While most of the reservoirs in the Brazos River basin experience turnover, Nickolai said one that does not is Lake Granger because it is shallow.

A report by the Texas Parks and Wildlife Department notes that the turnover process can happen quickly when weather changes are dramatic.

“The mixing process referred to as fall turnover, can be relatively sudden, with an entire reservoir turning over in less than a week during windy conditions.”

The AgriLife report indicates that turnover can be accelerated by cold rain and winds.

“Usually this happens during thunderstorms,” the report noted. “Many people confuse turnover with an algae die-off; externally they can look very similar but without a cold rain and wind there can be no (fall) turnover.”

The process of stratification repeats in reverse during the spring months, when air temperatures begin to warm and water temperatures follow suit.

One of the factors that affect the timing of lake turnover is the intensity of the wind, according to the Texas Parks and Wildlife Department. Another factor in the timing of turnover is the depth of the body of water experiencing stratification. Deeper lakes usually turn over later in the fall because deeper water is cooler and it takes longer for temperatures to mix.

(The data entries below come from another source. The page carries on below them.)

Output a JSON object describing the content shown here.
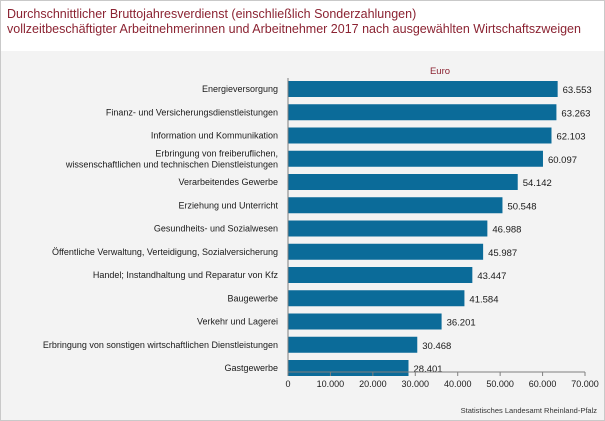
{
  "title": {
    "line1": "Durchschnittlicher Bruttojahresverdienst (einschließlich Sonderzahlungen)",
    "line2": "vollzeitbeschäftigter Arbeitnehmerinnen und Arbeitnehmer 2017 nach ausgewählten Wirtschaftszweigen"
  },
  "source": "Statistisches Landesamt Rheinland-Pfalz",
  "colors": {
    "bar": "#0b6b99",
    "title": "#8b2332",
    "panel": "#f3f3f3"
  },
  "chart_data": {
    "type": "bar",
    "orientation": "horizontal",
    "unit_label": "Euro",
    "categories": [
      [
        "Energieversorgung"
      ],
      [
        "Finanz- und Versicherungsdienstleistungen"
      ],
      [
        "Information und Kommunikation"
      ],
      [
        "Erbringung von freiberuflichen,",
        "wissenschaftlichen und technischen Dienstleistungen"
      ],
      [
        "Verarbeitendes Gewerbe"
      ],
      [
        "Erziehung und Unterricht"
      ],
      [
        "Gesundheits- und Sozialwesen"
      ],
      [
        "Öffentliche Verwaltung, Verteidigung, Sozialversicherung"
      ],
      [
        "Handel; Instandhaltung und Reparatur von Kfz"
      ],
      [
        "Baugewerbe"
      ],
      [
        "Verkehr und Lagerei"
      ],
      [
        "Erbringung von sonstigen wirtschaftlichen Dienstleistungen"
      ],
      [
        "Gastgewerbe"
      ]
    ],
    "values": [
      63553,
      63263,
      62103,
      60097,
      54142,
      50548,
      46988,
      45987,
      43447,
      41584,
      36201,
      30468,
      28401
    ],
    "value_labels": [
      "63.553",
      "63.263",
      "62.103",
      "60.097",
      "54.142",
      "50.548",
      "46.988",
      "45.987",
      "43.447",
      "41.584",
      "36.201",
      "30.468",
      "28.401"
    ],
    "xlim": [
      0,
      70000
    ],
    "xticks": [
      0,
      10000,
      20000,
      30000,
      40000,
      50000,
      60000,
      70000
    ],
    "xtick_labels": [
      "0",
      "10.000",
      "20.000",
      "30.000",
      "40.000",
      "50.000",
      "60.000",
      "70.000"
    ],
    "grid": false
  }
}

As air and water temps begin to decrease in the fall, the temperature difference between the stratified layers decreases, increasing the ability for them to mix or the surface layer cools to a temp that it becomes denser than the bottom layer,” Nickolai said.  “When this happens it is referred to as turnover. When that bottom layer is exposed to the surface, it releases that hydrogen sulfide to the atmosphere.”

Turnover is a natural and common occurrence, and it can certainly take a toll on aquatic life.

“The problem arises when this stratification is broken down quickly, causing the two layers to mix or ‘turnover,’” according to Texas AgriLife Extension. “The turnover mixes the oxygen-rich surface water with the deep oxygen-depleted water. The dissolved oxygen concentration in the mix can be too low to support life in the pond. Both fish and plankton can die from low dissolved oxygen following a turnover.”

Nickolai said isolated fish kills are sometimes reported during turnover because oxygen levels in the water can decrease.

Turnover can cause an immediate lull in fishing opportunities, but once the water is more uniformly cooled, the fish perk up again, the TPWD notes.